Waves of gooey tar balls crashed into the white sands of the Florida Panhandle on Friday as BP engineers adjusted a sophisticated cap over the Gulf oil gusher, trying to collect the crude now fouling four states.
Even though the inverted funnel-like device was set over the leak late Thursday, crude continued to spew into the sea in the nation's worst oil spill. Engineers hoped to close several open vents on the cap throughout the day in the latest attempt to contain the oil.
As they worked on the system underwater, the effect of the BP spill was widely seen. Swimmers at Pensacola Beach rushed out the water after wading into the mess while children played with it on the shore and others inspected the clumps with fascination, some taking pictures. Brown pelicans coated in chocolate syrup-like oil flailed and struggled in the surf on a Louisiana island, where the beached was stained in hues of rust and crimson, much like the color of drying blood.
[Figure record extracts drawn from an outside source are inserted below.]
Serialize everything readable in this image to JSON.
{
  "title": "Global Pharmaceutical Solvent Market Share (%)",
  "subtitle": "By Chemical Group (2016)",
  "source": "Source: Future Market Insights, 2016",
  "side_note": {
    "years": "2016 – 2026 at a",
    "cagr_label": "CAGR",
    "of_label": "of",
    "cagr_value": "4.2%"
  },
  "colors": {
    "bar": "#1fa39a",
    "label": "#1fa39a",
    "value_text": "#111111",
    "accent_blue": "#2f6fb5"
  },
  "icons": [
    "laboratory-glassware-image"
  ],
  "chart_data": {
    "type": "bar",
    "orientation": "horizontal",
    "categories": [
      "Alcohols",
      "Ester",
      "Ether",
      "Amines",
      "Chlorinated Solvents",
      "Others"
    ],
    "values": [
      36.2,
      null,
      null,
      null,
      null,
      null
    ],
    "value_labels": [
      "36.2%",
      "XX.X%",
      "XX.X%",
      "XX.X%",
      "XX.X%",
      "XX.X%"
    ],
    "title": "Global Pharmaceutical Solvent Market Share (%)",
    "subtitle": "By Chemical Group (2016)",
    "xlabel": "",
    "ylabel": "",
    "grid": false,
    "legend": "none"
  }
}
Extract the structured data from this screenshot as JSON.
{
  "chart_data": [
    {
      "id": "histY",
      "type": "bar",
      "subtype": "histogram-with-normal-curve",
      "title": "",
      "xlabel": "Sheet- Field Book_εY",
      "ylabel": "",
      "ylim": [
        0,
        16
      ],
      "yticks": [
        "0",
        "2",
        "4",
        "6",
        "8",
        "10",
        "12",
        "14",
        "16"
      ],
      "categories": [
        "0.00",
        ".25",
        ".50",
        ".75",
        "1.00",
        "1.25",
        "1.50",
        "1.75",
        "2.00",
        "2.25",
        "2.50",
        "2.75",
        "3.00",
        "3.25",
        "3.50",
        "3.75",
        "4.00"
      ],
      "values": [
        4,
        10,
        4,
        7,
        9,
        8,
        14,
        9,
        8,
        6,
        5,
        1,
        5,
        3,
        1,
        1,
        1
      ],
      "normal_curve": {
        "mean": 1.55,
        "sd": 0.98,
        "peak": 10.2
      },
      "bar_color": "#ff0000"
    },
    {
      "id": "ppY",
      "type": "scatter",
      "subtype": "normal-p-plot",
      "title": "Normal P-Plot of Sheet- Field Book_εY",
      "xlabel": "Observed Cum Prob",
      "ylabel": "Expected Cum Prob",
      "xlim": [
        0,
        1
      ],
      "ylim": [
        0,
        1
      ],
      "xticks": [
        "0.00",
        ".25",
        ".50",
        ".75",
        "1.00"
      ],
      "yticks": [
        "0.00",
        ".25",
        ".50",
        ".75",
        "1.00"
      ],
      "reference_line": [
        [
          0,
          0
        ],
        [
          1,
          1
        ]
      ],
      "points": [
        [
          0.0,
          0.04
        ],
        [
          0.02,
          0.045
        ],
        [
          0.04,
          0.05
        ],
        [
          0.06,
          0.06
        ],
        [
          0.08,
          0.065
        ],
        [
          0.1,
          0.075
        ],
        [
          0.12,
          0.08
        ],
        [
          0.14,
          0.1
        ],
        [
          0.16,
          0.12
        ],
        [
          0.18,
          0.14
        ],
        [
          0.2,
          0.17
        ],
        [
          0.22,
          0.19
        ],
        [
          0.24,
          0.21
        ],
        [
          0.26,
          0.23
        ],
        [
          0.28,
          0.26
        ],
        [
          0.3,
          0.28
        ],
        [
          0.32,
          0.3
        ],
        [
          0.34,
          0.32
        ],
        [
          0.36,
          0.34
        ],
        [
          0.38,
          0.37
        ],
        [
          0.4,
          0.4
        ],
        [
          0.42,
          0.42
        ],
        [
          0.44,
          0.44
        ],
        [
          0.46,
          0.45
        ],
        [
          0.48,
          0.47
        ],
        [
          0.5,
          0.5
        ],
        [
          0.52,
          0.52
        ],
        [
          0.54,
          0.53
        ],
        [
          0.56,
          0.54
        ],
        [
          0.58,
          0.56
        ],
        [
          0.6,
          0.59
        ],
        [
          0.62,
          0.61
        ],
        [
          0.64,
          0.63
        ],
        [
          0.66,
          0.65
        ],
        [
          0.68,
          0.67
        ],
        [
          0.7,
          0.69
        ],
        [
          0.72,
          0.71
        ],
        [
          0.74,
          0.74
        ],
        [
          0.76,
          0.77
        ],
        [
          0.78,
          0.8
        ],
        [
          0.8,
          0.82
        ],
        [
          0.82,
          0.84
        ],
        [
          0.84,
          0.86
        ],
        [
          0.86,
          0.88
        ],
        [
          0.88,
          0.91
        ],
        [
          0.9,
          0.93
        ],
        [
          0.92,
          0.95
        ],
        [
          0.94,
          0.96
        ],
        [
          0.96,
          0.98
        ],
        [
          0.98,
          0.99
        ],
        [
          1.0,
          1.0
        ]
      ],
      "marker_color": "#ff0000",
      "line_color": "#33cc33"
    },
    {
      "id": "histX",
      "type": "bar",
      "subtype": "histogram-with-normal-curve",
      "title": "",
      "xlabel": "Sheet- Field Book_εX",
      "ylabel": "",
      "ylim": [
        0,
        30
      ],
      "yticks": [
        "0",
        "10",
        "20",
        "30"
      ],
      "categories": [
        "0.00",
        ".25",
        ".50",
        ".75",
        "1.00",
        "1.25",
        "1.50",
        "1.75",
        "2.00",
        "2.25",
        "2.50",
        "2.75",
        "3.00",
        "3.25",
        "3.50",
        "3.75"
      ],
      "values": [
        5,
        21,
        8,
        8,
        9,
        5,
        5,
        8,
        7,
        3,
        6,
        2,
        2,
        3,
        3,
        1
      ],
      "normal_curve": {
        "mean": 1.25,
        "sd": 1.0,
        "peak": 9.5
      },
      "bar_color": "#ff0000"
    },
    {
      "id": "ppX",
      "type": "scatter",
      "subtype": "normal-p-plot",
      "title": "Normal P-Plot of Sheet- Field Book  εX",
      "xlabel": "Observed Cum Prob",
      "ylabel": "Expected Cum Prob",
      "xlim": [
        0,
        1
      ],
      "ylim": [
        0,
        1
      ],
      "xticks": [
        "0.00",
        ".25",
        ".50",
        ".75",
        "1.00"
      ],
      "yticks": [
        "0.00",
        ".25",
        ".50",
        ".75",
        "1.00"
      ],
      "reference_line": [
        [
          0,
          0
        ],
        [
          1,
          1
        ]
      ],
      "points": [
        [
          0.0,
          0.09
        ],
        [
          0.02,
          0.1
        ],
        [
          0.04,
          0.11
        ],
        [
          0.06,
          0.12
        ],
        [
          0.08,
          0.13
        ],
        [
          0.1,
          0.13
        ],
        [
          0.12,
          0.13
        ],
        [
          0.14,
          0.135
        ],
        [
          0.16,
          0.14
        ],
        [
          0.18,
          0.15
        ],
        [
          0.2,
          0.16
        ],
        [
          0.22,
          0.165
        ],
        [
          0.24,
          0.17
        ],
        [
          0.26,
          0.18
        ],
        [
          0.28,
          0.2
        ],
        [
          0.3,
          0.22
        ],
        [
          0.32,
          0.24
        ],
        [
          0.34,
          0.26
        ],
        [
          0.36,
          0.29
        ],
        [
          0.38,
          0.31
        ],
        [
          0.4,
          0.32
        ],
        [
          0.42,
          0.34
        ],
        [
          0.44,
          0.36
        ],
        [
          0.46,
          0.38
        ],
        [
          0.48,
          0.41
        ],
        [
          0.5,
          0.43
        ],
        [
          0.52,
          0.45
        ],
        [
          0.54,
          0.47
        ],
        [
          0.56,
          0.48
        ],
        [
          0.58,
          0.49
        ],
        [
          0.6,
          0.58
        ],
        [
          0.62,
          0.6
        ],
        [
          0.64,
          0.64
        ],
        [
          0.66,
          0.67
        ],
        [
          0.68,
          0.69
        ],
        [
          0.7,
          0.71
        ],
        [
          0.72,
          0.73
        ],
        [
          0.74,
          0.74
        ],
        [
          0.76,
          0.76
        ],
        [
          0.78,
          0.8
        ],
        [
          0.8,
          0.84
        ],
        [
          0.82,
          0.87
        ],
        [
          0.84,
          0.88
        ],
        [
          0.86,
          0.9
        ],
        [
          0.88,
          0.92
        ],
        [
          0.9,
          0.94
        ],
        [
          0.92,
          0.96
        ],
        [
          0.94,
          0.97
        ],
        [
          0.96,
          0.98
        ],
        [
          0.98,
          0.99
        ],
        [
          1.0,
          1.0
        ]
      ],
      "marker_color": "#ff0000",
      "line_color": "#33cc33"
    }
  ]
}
"In Revelations, it says the water will turn to blood. That's what it looks like out here - like the Gulf is bleeding," said P.J. Hahn, director of coastal zone management for Plaquemines Parish as he kneeled down to take a picture of an oil-coated feather. "This is going to choke the life out of everything."
President Barack Obama was set to visit the Louisiana coast Friday, his second trip in a week and the third since the disaster unfolded following an April 20 oil rig explosion. Eleven workers were killed.